Eric Lee | Bloomberg | Getty Images
WASHINGTON — Treasury Secretary Janet Yellen on Tuesday delivered her most dire warning yet in regards to the debt ceiling, urging Congress to boost it immediately so the federal government avoids running out of money by early June.
“A default would crack open the foundations upon which our economic system is built,” Yellen warned in prepared remarks. “It is rather conceivable that we would see quite a lot of financial markets break – with worldwide panic triggering margin calls, runs and fire sales.”
Yellen, speaking on the Independent Community Bankers of America Capital Summit, said the White House Council of Economic Advisers found that a default could lead on to an economic downturn as bad because the Great Recession, with 8 million Americans losing jobs and the stock market’s value falling by about 45%.
She also noted a Moody’s Analytics report which found similar numbers with greater than 7 million Americans out of labor and $10 trillion in household wealth evaporated. Yellen also warned that a debt ceiling breach could affect essential government services.
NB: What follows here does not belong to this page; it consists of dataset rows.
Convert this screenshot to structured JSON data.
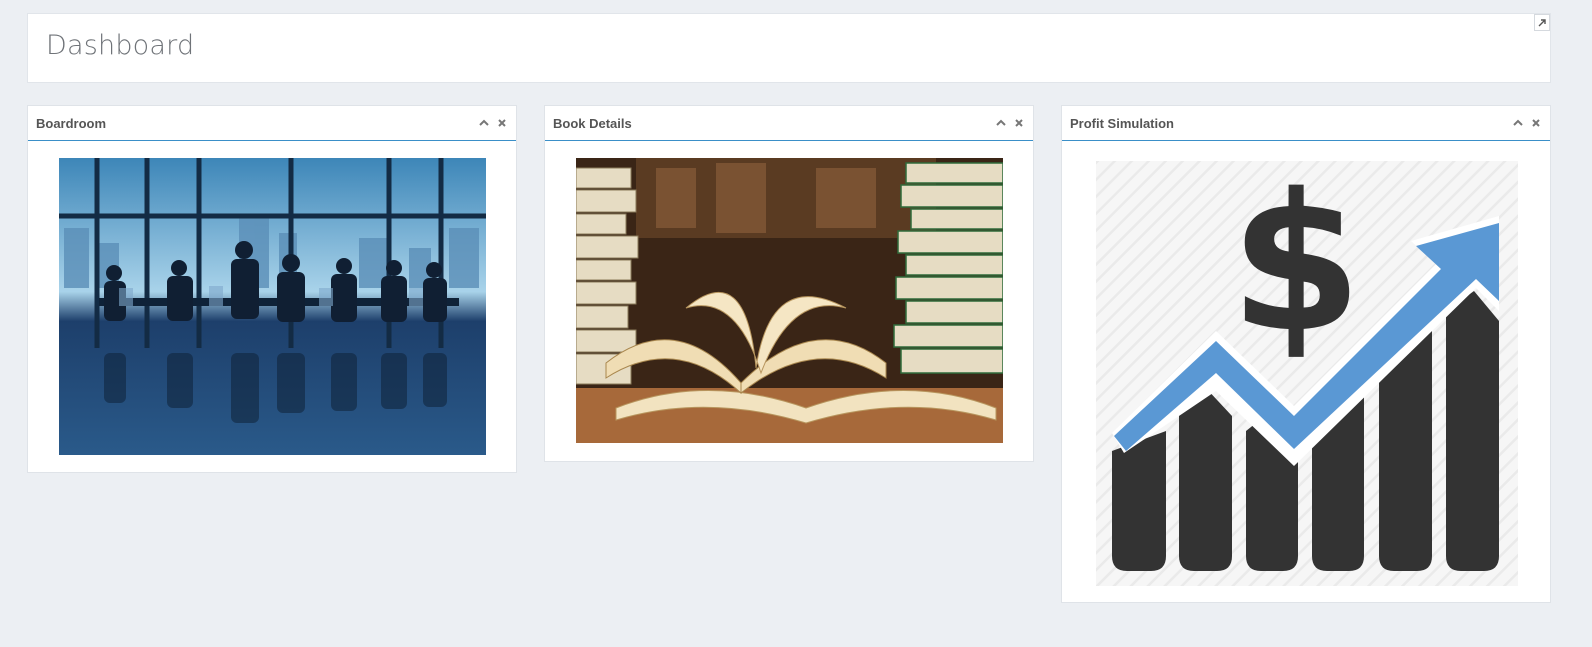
{
  "header": {
    "title": "Dashboard"
  },
  "widgets": [
    {
      "title": "Boardroom"
    },
    {
      "title": "Book Details"
    },
    {
      "title": "Profit Simulation"
    }
  ],
  "icons": {
    "expand": "expand-icon",
    "collapse": "chevron-up-icon",
    "close": "close-icon"
  },
  "colors": {
    "accent": "#3a8fc8",
    "background": "#eceff3",
    "arrow": "#5a98d4",
    "bars": "#333333"
  }
}
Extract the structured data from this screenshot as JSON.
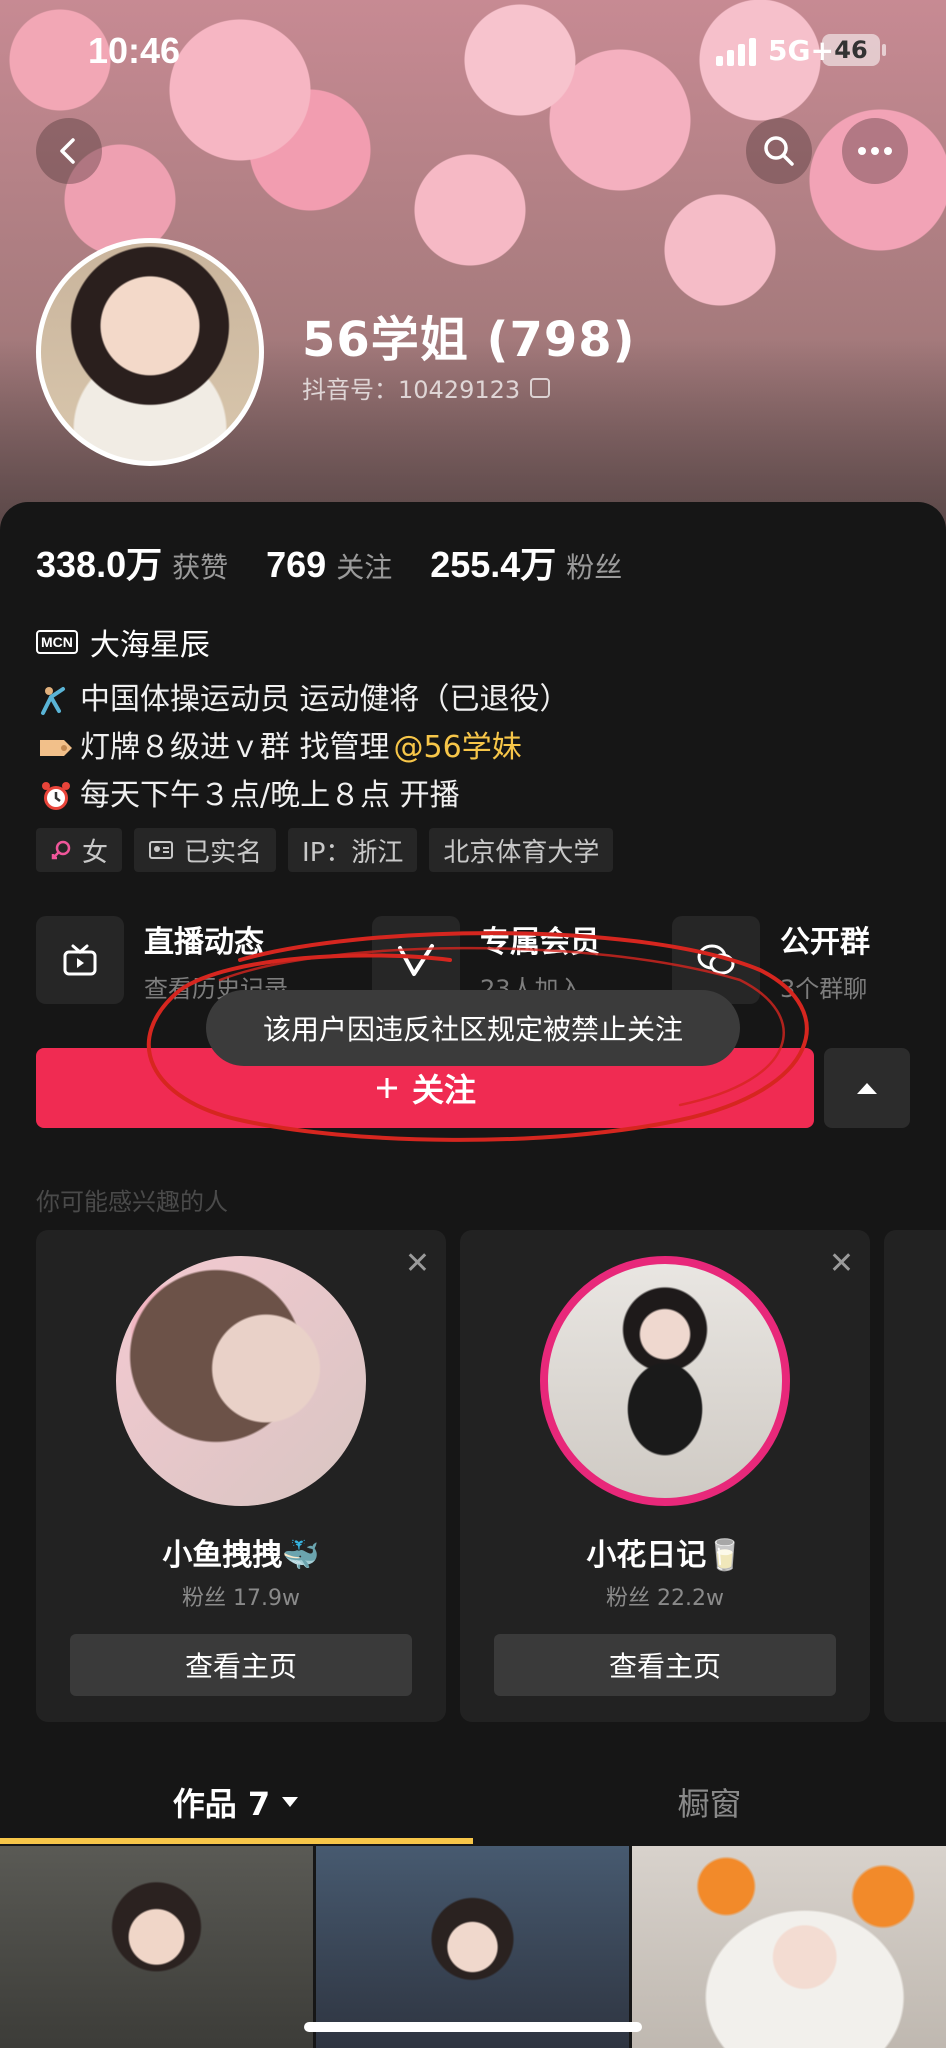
{
  "status_bar": {
    "time": "10:46",
    "network": "5G+",
    "battery": "46"
  },
  "profile": {
    "name": "56学姐 (798)",
    "douyin_id": "抖音号：10429123"
  },
  "stats": [
    {
      "value": "338.0万",
      "label": "获赞"
    },
    {
      "value": "769",
      "label": "关注"
    },
    {
      "value": "255.4万",
      "label": "粉丝"
    }
  ],
  "mcn": {
    "badge": "MCN",
    "name": "大海星辰"
  },
  "bio": {
    "line1": "中国体操运动员 运动健将（已退役）",
    "line2_prefix": "灯牌８级进ｖ群 找管理 ",
    "line2_mention": "@56学妹",
    "line3": "每天下午３点/晚上８点 开播"
  },
  "tags": [
    "女",
    "已实名",
    "IP：浙江",
    "北京体育大学"
  ],
  "features": [
    {
      "title": "直播动态",
      "sub": "查看历史记录"
    },
    {
      "title": "专属会员",
      "sub": "23人加入"
    },
    {
      "title": "公开群",
      "sub": "3个群聊"
    }
  ],
  "toast": "该用户因违反社区规定被禁止关注",
  "follow_button": "关注",
  "recommend": {
    "title": "你可能感兴趣的人",
    "cards": [
      {
        "name": "小鱼拽拽🐳",
        "fans": "粉丝 17.9w",
        "button": "查看主页"
      },
      {
        "name": "小花日记🥛",
        "fans": "粉丝 22.2w",
        "button": "查看主页"
      }
    ]
  },
  "tabs": {
    "works": "作品 7",
    "showcase": "橱窗"
  },
  "colors": {
    "accent_red": "#f02b52",
    "accent_yellow": "#f7c649",
    "background": "#161616"
  }
}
“If that sounds catastrophic – that is since it is,” Yellen said. “Now, this crisis is entirely preventable. The answer is easy.”
Yellen’s words got here hours before President Joe Biden is scheduled to fulfill with House Speaker Kevin McCarthy and other top congressional leaders to attempt to knock out a deal before Biden leaves for the Group of Seven summit in Japan. Staff from each side have been working each day for the reason that leaders met last week to try to return to a deal before June, when the federal government could run out of cash. The leaders left the previous meeting with little progress to point out.
Yellen reaffirmed the so-called X-date of June 1 in her remarks and pleaded with Congress to act.
“Our current best estimate underscores the urgency of this moment: it is crucial that Congress act as soon as possible.”
Lifting the debt ceiling is needed for the federal government to cover spending commitments already approved by Congress and the president and stop default. Doing so doesn’t authorize latest spending. But House Republicans have said they may not lift the limit if Biden and lawmakers don’t conform to future spending cuts.
The Treasury secretary said a default would “generate an economic and financial catastrophe” and wipe out economic gains Americans have made for the reason that coronavirus pandemic. Not doing so would result in “an unprecedented economic and financial storm” that will immediately stop government payments to 66 million Social Security beneficiaries, tens of millions of veterans and military families.
“A default could cause widespread suffering as Americans lose the income that they should get by,” Yellen said. “And the resulting income shock could lead on to a recession that destroys many American jobs and businesses.”
Yellen also noted the ways a default would disrupt on a regular basis life: air traffic controllers, law enforcement, border security, food safety, communications systems and national security are all in danger when the federal government stops paying federal employees and contractors.
“We’re already seeing the impacts of brinksmanship: investors have turn out to be more reluctant to carry government debt that matures in early June,” she said. “And the impasse has already increased the debt burden to American taxpayers.”